Swiss voters are gearing up to vote on the country’s gold referendum tomorrow (November 30), which could have significant ramifications across the world’s precious metal markets.
A ‘yes’ vote would require the nation to retain at least 20 per cent of its balance sheet in gold bullion at all times. But what does this actually mean for Switzerland and other countries worldwide?
The Perth Mint has highlighted five potential impacts of the referendum passing, which requires at least 50 per cent of the vote.
1. From seller to buyer
Switzerland currently only possesses 7.7 per cent of its assets in gold bullion. Therefore, the country would need to go from being one of the biggest sellers of the commodity in recent years to buying large quantities in order to reach 20 per cent status.

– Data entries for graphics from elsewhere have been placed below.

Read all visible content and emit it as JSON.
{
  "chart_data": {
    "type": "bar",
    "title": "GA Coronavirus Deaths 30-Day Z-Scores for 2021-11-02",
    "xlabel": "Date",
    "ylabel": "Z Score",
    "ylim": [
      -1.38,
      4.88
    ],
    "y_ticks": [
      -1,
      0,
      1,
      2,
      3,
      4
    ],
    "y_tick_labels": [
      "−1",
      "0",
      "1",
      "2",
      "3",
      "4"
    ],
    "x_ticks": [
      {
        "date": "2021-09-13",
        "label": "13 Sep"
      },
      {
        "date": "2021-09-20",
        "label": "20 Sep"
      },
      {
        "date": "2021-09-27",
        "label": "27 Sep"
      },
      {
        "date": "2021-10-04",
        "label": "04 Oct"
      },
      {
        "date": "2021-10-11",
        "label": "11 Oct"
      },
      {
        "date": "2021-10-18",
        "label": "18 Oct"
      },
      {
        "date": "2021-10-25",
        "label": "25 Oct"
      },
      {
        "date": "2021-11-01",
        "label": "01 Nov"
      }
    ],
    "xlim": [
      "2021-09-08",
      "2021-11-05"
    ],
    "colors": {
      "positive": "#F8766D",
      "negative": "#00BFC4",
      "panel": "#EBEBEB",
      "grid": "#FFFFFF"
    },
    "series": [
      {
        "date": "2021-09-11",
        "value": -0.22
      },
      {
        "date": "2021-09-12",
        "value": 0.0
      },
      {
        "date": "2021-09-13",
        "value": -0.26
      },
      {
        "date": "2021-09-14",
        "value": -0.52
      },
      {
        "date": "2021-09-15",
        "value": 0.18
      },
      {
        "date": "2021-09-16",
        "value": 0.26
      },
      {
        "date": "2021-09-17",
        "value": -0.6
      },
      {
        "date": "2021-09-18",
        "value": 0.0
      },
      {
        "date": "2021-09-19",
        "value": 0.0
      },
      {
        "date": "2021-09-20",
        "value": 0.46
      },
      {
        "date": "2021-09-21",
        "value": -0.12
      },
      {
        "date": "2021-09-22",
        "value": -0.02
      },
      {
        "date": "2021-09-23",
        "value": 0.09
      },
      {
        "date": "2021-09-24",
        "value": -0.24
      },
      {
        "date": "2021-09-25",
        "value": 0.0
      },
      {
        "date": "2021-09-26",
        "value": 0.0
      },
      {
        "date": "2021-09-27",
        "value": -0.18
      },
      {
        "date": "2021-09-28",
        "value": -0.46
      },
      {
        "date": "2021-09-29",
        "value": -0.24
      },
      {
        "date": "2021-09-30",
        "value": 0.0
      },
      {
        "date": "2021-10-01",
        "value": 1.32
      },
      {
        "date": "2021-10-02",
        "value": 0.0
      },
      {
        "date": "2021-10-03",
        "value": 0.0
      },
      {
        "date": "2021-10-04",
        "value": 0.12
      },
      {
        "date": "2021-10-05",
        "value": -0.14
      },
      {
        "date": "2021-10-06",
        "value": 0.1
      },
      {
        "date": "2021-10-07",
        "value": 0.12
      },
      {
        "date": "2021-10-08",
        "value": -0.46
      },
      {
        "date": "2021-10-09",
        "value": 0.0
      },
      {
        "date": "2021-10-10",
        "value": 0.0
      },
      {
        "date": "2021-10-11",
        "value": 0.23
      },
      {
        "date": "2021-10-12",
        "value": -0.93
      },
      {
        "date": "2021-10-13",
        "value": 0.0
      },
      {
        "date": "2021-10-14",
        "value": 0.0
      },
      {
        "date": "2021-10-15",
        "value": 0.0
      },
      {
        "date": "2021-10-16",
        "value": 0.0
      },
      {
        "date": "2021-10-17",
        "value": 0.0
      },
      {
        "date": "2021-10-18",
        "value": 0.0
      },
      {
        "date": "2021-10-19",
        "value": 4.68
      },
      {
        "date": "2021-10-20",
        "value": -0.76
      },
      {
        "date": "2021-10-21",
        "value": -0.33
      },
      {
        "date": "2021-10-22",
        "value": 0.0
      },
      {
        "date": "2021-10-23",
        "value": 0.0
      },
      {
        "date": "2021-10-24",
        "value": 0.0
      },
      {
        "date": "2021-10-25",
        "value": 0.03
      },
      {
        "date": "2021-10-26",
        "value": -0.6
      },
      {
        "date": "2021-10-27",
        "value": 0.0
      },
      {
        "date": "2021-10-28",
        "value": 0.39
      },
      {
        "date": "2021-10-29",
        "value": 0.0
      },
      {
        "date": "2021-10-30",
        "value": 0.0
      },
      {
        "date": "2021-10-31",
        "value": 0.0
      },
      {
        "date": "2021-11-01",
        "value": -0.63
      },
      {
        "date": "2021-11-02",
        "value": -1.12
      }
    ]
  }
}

Once it does, the Swiss would break into the top three nations in terms of gold reserves, with 2,540 tonnes. Only Germany (3,384 tonnes) and the US (8,133 tonnes) would have more gold in their bullion vaults.
2. De-facto gold standard
Switzerland was one of the last countries to move away from the gold standard, with the Swiss franc pegged to the yellow metal until 2000. Currently, the currency is linked to the euro, but a ‘yes’ vote would return the nation to a de-facto gold standard.
“This would be a new precedent for central banks to deal with,” the Perth Mint stated.
3. Gold rush
To meet a 20 per cent limit, Switzerland would need to purchase approximately 1,500 tonnes of gold. This is roughly half the world’s total annual production.
There is currently 522 billion Swiss francs’ worth of assets in the country, so the central bank would need to buy more than $56 billion of gold bullion before 2019.
Furthermore, Bank of America’s Michael Widmer believes a ‘yes’ vote in the referendum could see the price of gold rocket as much as 18 per cent.
The Swiss referendum will also require the country to repatriate all of its gold held abroad, which currently accounts for approximately 30 per cent of the nation’s total reserves. Canada has 10 per cent of Swiss gold, while the UK has the remaining 20 per cent. However, not all attempts at repatriation are successful.
In 2012, Germany tried to repatriate $141 billion worth of bullion back from the US Federal Reserve Bank. Deutsche Bank was told the process would take seven years and Germany only received five tonnes in 2013.
5. No more gold selling
As part of the new regulations for gold, a ‘yes’ vote would mean Switzerland is forbidden from selling any of its yellow metal assets.
The country’s central bank has complained that this would require them to purchase bullion whenever they extend the balance sheet, but would prevent them from offloading any excess should the situation reverse.
Commenting on a potential ‘yes’ vote, Swiss National Bank Vice-President Jean-Pierre Danthine said it “would severely restrict our room to manoeuvre”.